We’re knee-deep in conflict (in our look at the four crucial corner pillars of novel construction). Let’s take some time to talk about the two faces of conflict: inner and outer. Maybe I don’t need to go over outer conflict because it’s obvious, right? Anything outside your character that hinders him or opposes him is external conflict. And usually this is easier to construct that internal conflict. But there are some things to keep in mind about external conflict.
I mentioned in an earlier post that you should have a central element of conflict in your story, but let me explain this a little further.
It’s possible you may have one individual or thing that is in direct opposition to your main character that is his greatest obstacle or challenge. It may be another person, an evil beast or demon, an element of nature (The Perfect Storm, for example), or a more abstract opponent, like society or law or “the system.” A lawyer trying to take a case to the Supreme Court can be fighting society and the legal system, and so instead of one person opposing him, conflict can come via many people and circumstances. The central conflict might encompass a number of elements, but it will still be “man against society,” unless this is a personal battle, such as in the 1970s movie Kramer vs. Kramer, which is more “man against man” (or woman).
So, to think in terms of a general, overarching central conflict element in your story, you need to go back to pillar #1: concept with a kicker. Your concept needs to be tied in with the central conflict of your story.
If your novel is about a married woman who desperately wants to have a baby and is willing to risk just about anything (high stakes) to get pregnant and have one, you need to determine just what the primary opposition is going to be for her. What is she willing to risk? What if her husband is sterile? What if she, he, or both do not want to adopt? What choices does she face and what would the consequences be by acting on them?
Always Ask Questions!
If you want this story to have great conflict with high stakes, your character might consider getting pregnant in secret, outside her marriage.

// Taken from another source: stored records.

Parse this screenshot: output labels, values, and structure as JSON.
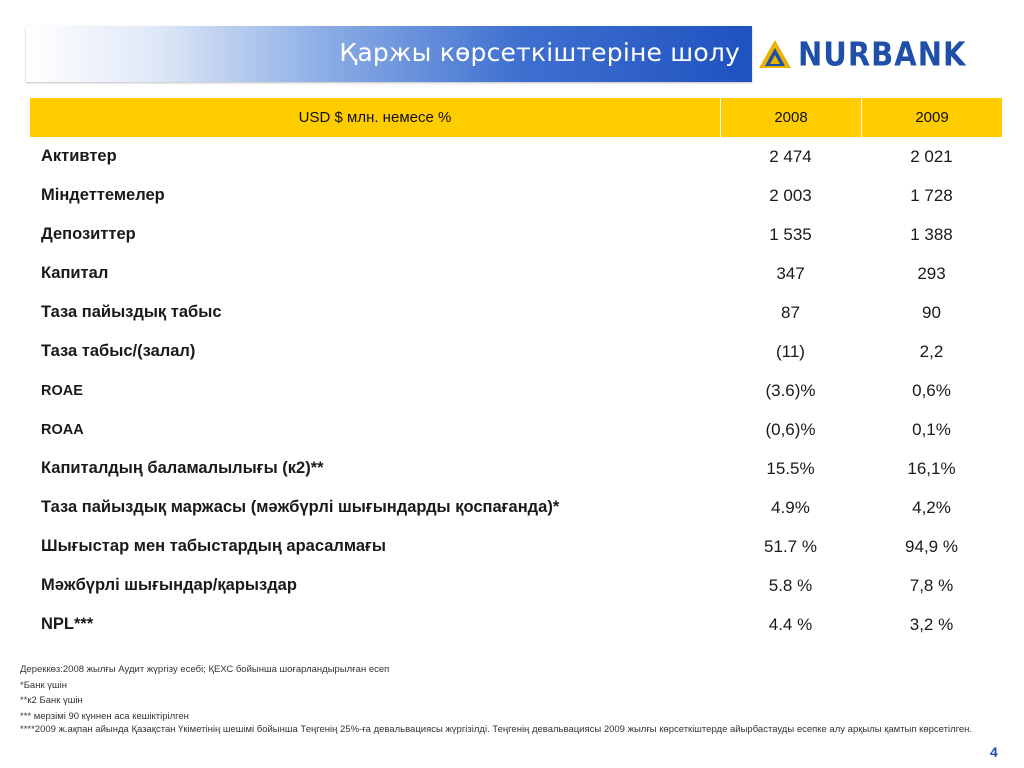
{
  "header": {
    "title": "Қаржы көрсеткіштеріне шолу",
    "logo_text": "NURBANK",
    "logo_icon": "triangle-logo-icon"
  },
  "table": {
    "header_label": "USD $ млн. немесе %",
    "years": [
      "2008",
      "2009"
    ],
    "rows": [
      {
        "label": "Активтер",
        "v2008": "2 474",
        "v2009": "2 021"
      },
      {
        "label": "Міндеттемелер",
        "v2008": "2 003",
        "v2009": "1 728"
      },
      {
        "label": "Депозиттер",
        "v2008": "1 535",
        "v2009": "1 388"
      },
      {
        "label": "Капитал",
        "v2008": "347",
        "v2009": "293"
      },
      {
        "label": "Таза пайыздық табыс",
        "v2008": "87",
        "v2009": "90"
      },
      {
        "label": "Таза табыс/(залал)",
        "v2008": "(11)",
        "v2009": "2,2"
      },
      {
        "label": "ROAE",
        "v2008": "(3.6)%",
        "v2009": "0,6%"
      },
      {
        "label": "ROAA",
        "v2008": "(0,6)%",
        "v2009": "0,1%"
      },
      {
        "label": "Капиталдың баламалылығы (к2)**",
        "v2008": "15.5%",
        "v2009": "16,1%"
      },
      {
        "label": "Таза пайыздық маржасы (мәжбүрлі шығындарды қоспағанда)*",
        "v2008": "4.9%",
        "v2009": "4,2%"
      },
      {
        "label": "Шығыстар мен табыстардың арасалмағы",
        "v2008": "51.7 %",
        "v2009": "94,9 %"
      },
      {
        "label": "Мәжбүрлі шығындар/қарыздар",
        "v2008": "5.8 %",
        "v2009": "7,8 %"
      },
      {
        "label": "NPL***",
        "v2008": "4.4 %",
        "v2009": "3,2 %"
      }
    ]
  },
  "footnotes": [
    "Дереккөз:2008 жылғы Аудит жүргізу есебі; ҚЕХС бойынша шоғарландырылған есеп",
    "*Банк үшін",
    "**к2 Банк үшін",
    "*** мерзімі 90 күннен аса кешіктірілген",
    "****2009 ж.ақпан айында Қазақстан Үкіметінің шешімі бойынша Теңгенің 25%-ға девальвациясы жүргізілді. Теңгенің девальвациясы 2009 жылғы көрсеткіштерде айырбастауды есепке алу арқылы қамтып көрсетілген."
  ],
  "page_number": "4",
  "colors": {
    "header_yellow": "#ffcc00",
    "title_blue": "#1f52c0",
    "logo_blue": "#1f4fa8",
    "logo_gold": "#e8b400"
  }
}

Enter deception, lying, prevaricating, betrayal. What if she asks her best friend’s husband to impregnate her? Think of what a mess that could make—all because she wants a baby more than anything else. Would she kill? You could push her to that point. People have killed to hide their affairs (makes me think of Scott and Laci Peterson).
Without needing to point this out, we are talking here about a protagonist and her goal. Her core need. These are questions you can ask to help you elevate both private and public stakes:
- What will she do if that core need isn’t met?
- How far can you muddle, push, exacerbate the situation to raise the personal and public stakes?
- How many (more) people can you involve and affect by her choices?
- How many lives can you ruin (this is where you can come up with the great subplots for your secondary characters)?
- What allies can turn into foes by her choices and actions?
- How can you complicate things so that it (seemingly) becomes impossible for her to reach her goal? What will she do now that will make things even worse for herself and others?
- What core beliefs of hers can be challenged?
- Can you push her to have to choose between two options, both unthinkable (think Sophie’s Choice)?
Notice how the inner conflicts interweave with the outer ones. Every time your character struggles internally and has to make a hard choice, it creates consequences of outer conflict. And vice versa.
Donald Maass says, “Inner conflict is an interior war.” When your main character has two desires that are mutually exclusive, it’s a dilemma. This is not just inner confusion, though. Inner conflict has to present clear issues with clear repercussions. The choices your character makes have to be deliberate, done with knowledge of the stakes, risks, and consequences.
We haven’t gotten into theme yet, but whatever issues your story is showcasing by the plot, create conflict by having others take views that stand in opposition to your protagonist’s. Like plot layers, conflict can be thick or thin. Big and important or small and irritating. The best novels have conflict on many levels, all working cohesively to oppose your character. And as we’ll see later when we look at the pillar “plot in a string of scenes,” these forces build to a climax in which protagonist and conflict clash head-on.
Sometimes we writers really like our characters. We may even love them so much, we hate to make them uncomfortable or hurt them. Our jobs as novelists, however, require that we be a bit heartless. Okay, maybe more than a bit. For how can a hero triumph without conflict and high stakes? How interesting is that novel going to be if there is no obstacle in the way of his getting his heart’s desire?
From what I’ve seen in the hundreds of manuscripts I’ve worked on, conflict and stakes are way underplayed. Writers are too nice to their protagonists. Conflict is narrow, too small a scope. Asking these types of questions (above) can help push you to create higher stakes, bigger risks, greater possible losses, more collateral damage, and horrible choices.
Now that’s the recipe for a page-turner. Think of ways to create lots of internal conflict (hard choices) and external conflict (lots of opposition from every direction) and you’ll have a strong corner pillar. Any thoughts you’d like to share about inner and outer conflict? Which do you like best in a story?